I occasionally find specialties in a recipe and buy a pound and then often don't go back to it. I just looked and found some Victory and Melanoidin that rarely get used. I also found some pale chocolate that is unopened. Also, with the amount of British Crystal I have around, I often have no C40, C60, C80, C120 around. The CaraMunich and CaraVienne can take their place too.
#9
Posted 27 January 2020 - 08:07 AM
FTR, I consider wheat, vienna and munich to be base malts so I did not include them.
agree with this. For me Rye is in that camp as well.
#10
Posted 27 January 2020 - 09:25 AM
Agree with this a lot. I have gone back to 2 to at most 4 malts in a grist bill. I like to blend base malts more now to get what I want. It felt good to purge a lot of malts. I think the deer in the backyard appreciated it as well.

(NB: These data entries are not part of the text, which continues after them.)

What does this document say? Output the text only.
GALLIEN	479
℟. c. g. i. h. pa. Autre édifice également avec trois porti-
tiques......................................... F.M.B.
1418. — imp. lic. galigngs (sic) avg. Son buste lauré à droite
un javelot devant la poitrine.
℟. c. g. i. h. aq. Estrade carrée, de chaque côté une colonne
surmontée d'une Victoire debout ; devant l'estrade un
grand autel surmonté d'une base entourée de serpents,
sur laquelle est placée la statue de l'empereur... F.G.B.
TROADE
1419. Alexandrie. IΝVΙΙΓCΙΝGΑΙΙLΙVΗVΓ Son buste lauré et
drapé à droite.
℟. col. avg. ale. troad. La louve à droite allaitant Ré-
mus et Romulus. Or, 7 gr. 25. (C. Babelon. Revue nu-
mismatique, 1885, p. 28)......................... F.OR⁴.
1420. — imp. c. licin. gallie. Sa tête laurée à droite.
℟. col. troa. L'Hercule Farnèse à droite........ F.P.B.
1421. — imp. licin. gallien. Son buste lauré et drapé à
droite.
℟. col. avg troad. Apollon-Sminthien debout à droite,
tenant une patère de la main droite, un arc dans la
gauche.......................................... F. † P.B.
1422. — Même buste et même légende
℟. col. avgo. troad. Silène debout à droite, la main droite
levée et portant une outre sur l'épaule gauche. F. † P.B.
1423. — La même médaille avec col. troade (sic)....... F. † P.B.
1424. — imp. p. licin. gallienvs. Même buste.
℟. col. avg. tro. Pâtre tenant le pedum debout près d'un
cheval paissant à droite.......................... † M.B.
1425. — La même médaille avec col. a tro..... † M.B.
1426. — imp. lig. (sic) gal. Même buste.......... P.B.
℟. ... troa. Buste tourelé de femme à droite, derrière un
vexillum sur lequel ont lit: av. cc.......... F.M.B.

I can do some purging too but the iguana's will have to eat it
agree with this. For me Rye is in that camp as well.
Yes.
#11
Posted 14 February 2020 - 06:06 PM
I probably need to do some purging as well. I'm sure some of my specialty grains are aging as well. What I did for many years, was when I needed a new specialty malt that I didn't already have, I would buy 4# of it and label a 1 gallon screw top container (I bought a couple dozen of them from US Plastics for this express purpose), and I would keep doing that until I got to the point I had all that I needed on hand, and would just refill as needed.
Since I started that though, there are some recipes that I haven't really gone back to, so some of those specialties are just sitting there for many years now. I should go through and give them a taste to see if they are still ok. If they are still good, I'll probably keep them. If they ever go 'bad', I'll toss them out and not refill until I actually need it for a particular recipe. I do enjoy having it all on hand so that I can brew nearly whatever I want whenever I want though. I probably have around 70ish pounds in specialty malts.